Ayrıca, “ipotek sahibi alacaklılarla diğer ilgililerin taşınmaz üzerindeki haklarını… icra dairesine bildirmeleri gerektiği” yazılacaktır…

-“Açık artırmaya, elektronik ortamda teklif verme yoluyla” başlanacaktır.

Elektronik ortamda teklif verme;

a) Birinci ihalede; ihale tarihinden yirmi gün önce başlayacak ve ihalenin tamamlanacağı önceki gün sonunda sona erecektir.

b) İkinci ihalede ise; birinci ihaleden sonraki beşinci gün başlayıp ikinci ihalenin tamamlanacağı günden önceki gün sonunda sona erecektir.

İki ihale arasında en az yirmi beş günlük bir süre bulunacaktır.

Elektronik ortamda verilecek teklifler, haczedilen malın tahmin edilen kıymetinin yüzde ellisinden az olamayacaktır.

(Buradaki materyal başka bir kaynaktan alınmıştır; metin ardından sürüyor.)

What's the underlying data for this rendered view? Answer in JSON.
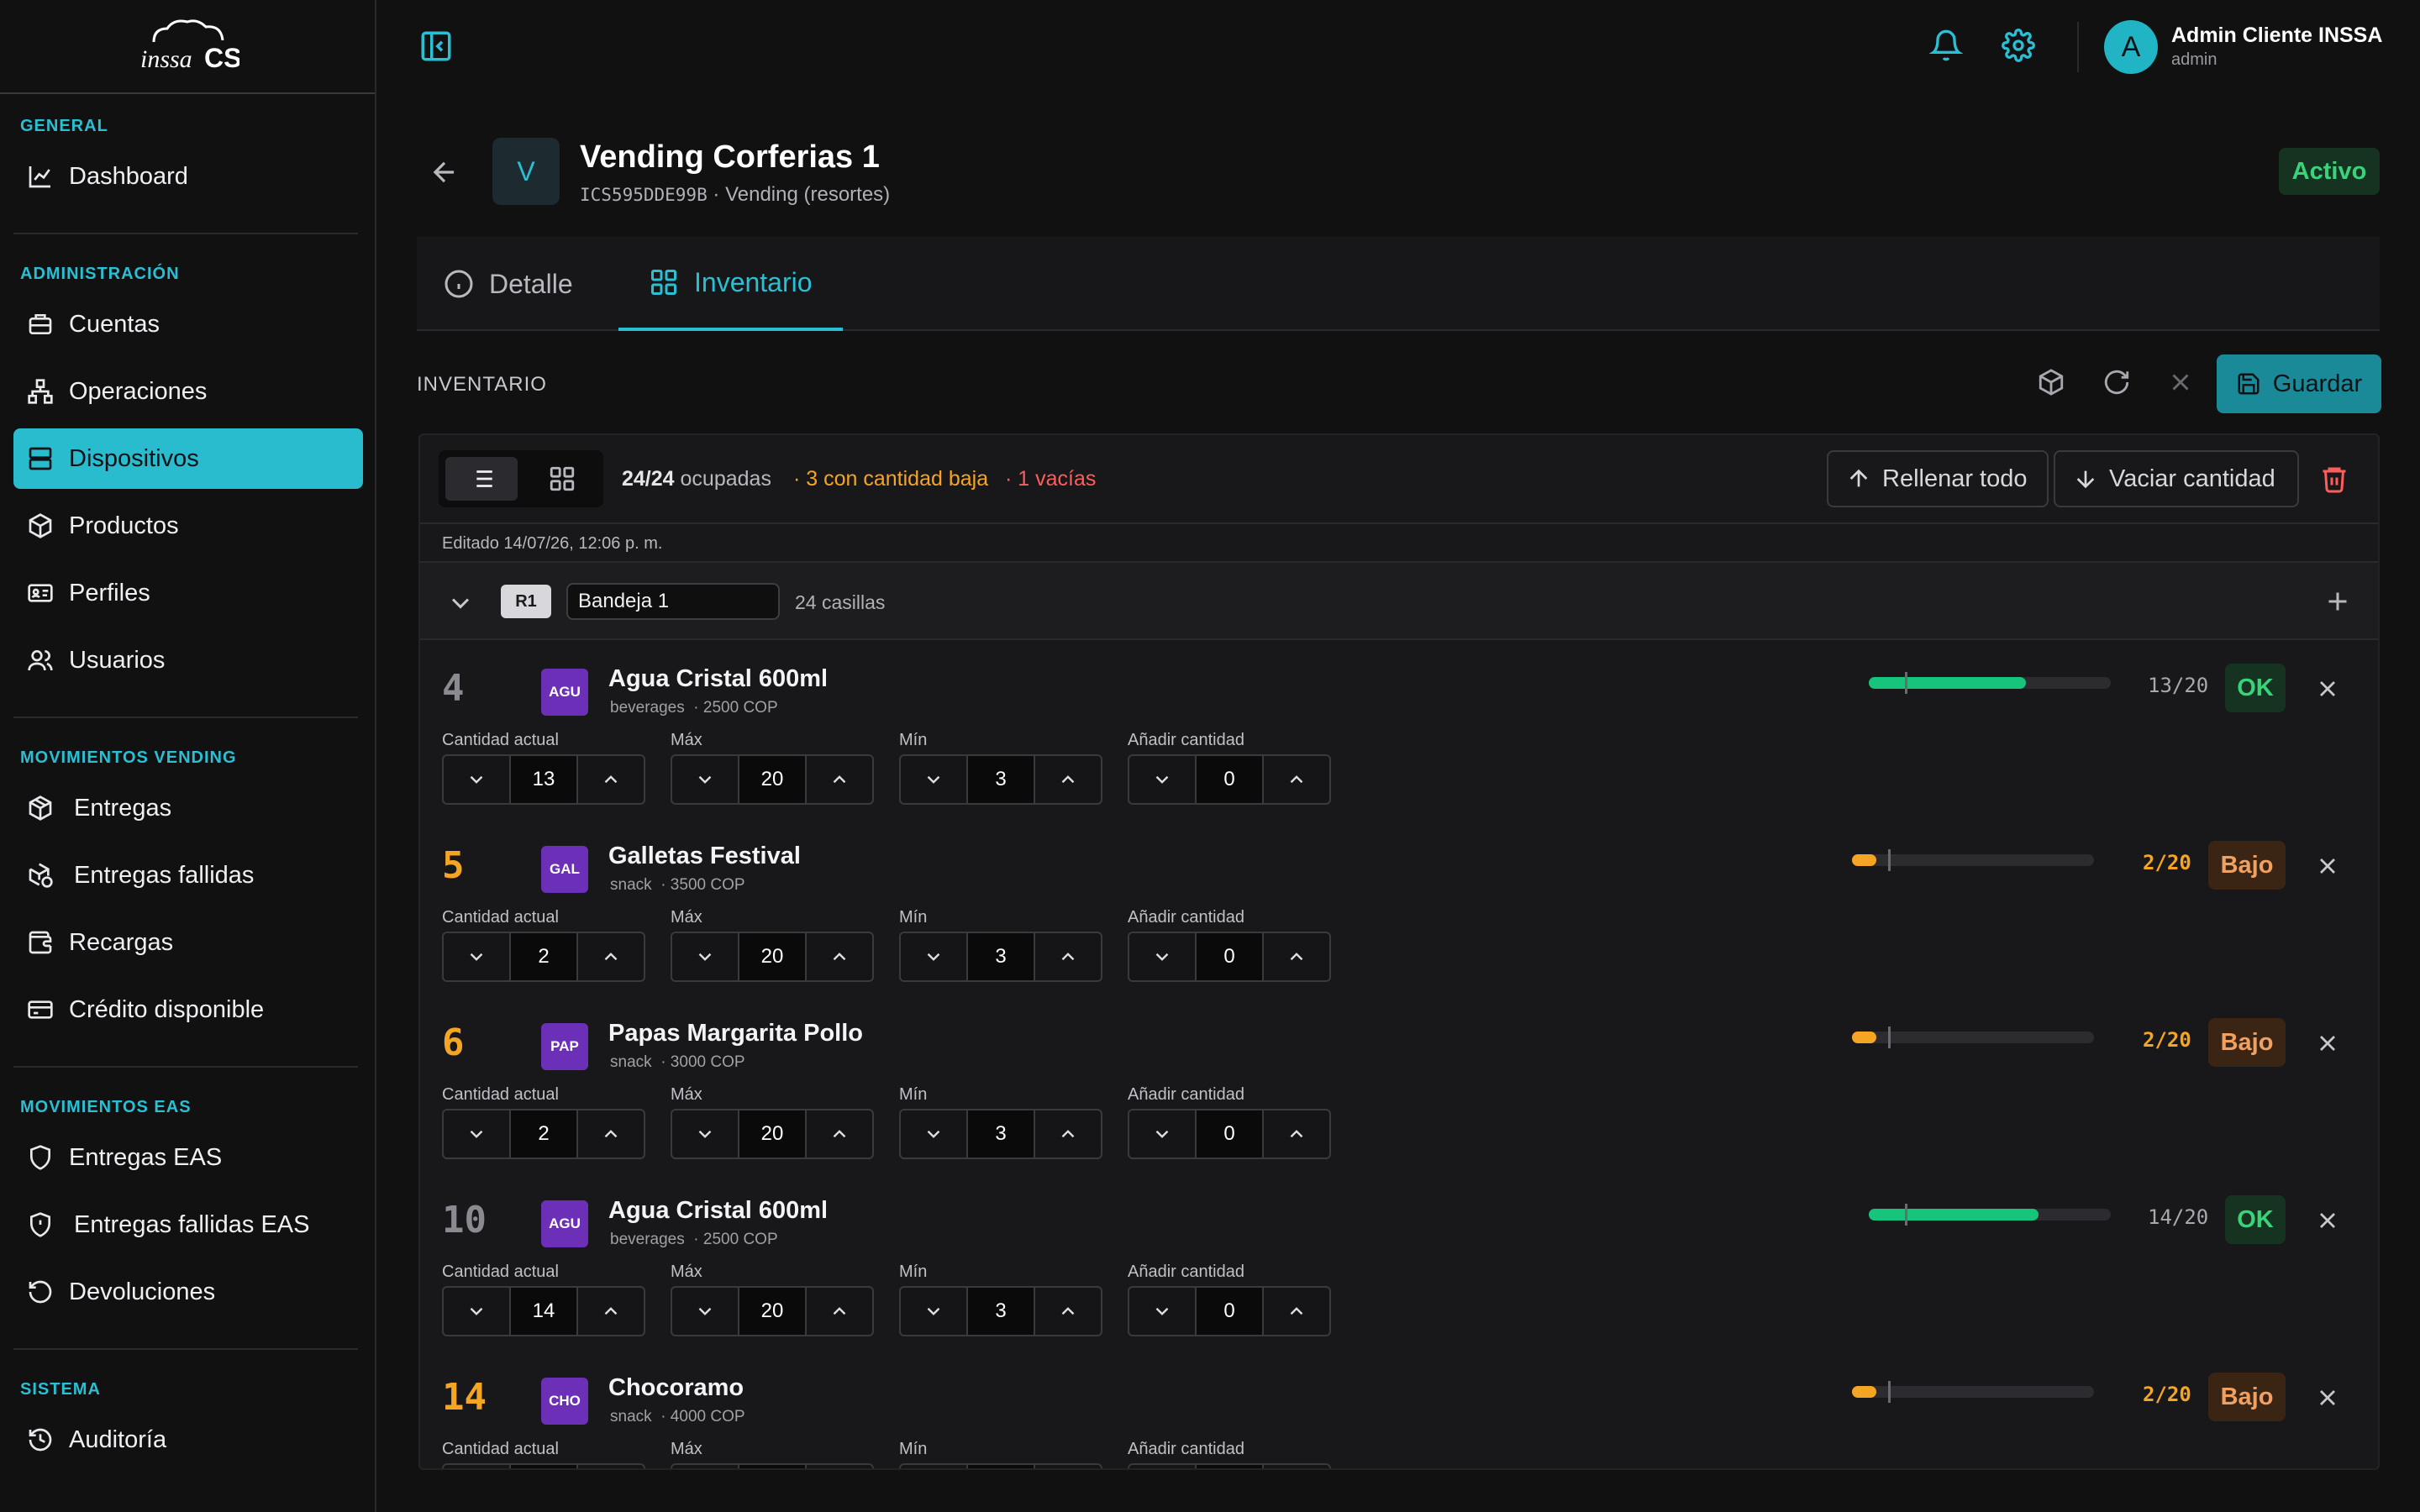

Elektronik ortamda teklif vermeden önce, haczedilen malın tahmin edilen kıymetinin yüzde yirmisi nispetinde teminat gösterilmesi gerekecektir. Ancak; satışa çıkarılan taşınmaz üzerinde alacaklının alacağının haczedilen malın tahmin edilen kıymetinin yüzde yirmisi nispetinde bulunması halinde, artırmaya iştirak edenin ayrıca teminat göstermesi gerekmeyecektir.

Bu söylenenleri şu örnekle şöyle gösterebiliriz:

Satışa çıkarılan taşınmazın birinci ihale tarihinin; 31.08.2017, ikinci ihale tarihinin ise 25.09.2017 olarak belirlendiğini farz edersek; birinci ihale için elektronik ortamda teklif verme süresinin başlangıcı 11.08.2017 tarihi olacak ve teklif verme süresi 30.08.2017 tarihinde sona erecektir. İkinci ihale için elektronik ortamda teklif verme süresinin başlangıcı 05.09.2017 tarihi olacak ve teklif verme süresi 24.09.2017 tarihinde sona erecektir…

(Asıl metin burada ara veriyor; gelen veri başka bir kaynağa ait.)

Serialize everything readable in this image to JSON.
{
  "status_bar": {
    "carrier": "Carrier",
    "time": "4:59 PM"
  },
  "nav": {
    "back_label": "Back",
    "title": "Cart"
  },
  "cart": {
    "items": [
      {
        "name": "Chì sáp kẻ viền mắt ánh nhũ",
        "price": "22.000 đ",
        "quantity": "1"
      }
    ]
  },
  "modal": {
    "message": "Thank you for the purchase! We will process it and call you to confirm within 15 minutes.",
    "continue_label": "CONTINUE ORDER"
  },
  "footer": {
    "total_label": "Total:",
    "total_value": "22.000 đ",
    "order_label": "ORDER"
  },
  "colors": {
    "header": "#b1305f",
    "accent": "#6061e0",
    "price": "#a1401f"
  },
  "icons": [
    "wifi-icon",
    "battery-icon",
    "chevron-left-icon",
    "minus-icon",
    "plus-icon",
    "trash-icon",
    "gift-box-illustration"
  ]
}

Yüksek mahkeme de bu konuda, “Birinci arttırmanın 28.08.2014 olarak belirlenmesi üzerine, elektronik ortamda teklif başlangıç tarihinin birinci ihaleden sonraki beşinci gün olan 02.09.2014 tarihinde başladığı ve bu tarihe göre yirmi gün sonrası için de ikinci arttırma gününün 22.09.2014 tarihi olarak belirlendiği görüldüğünden, taşınmaz ihalesinin; İİK. mad. 126/4'e uygun yapılmış olduğunu”[145] belirtmiştir.

-Taşınır satışlarında “artırma hazırlık tedbirleri”ni düzenleyen “Kanun’un 114 üncü maddesinin ikinci ve üçüncü fıkraları, taşınmazların satış ilanı hakkında da” uygulanacaktır.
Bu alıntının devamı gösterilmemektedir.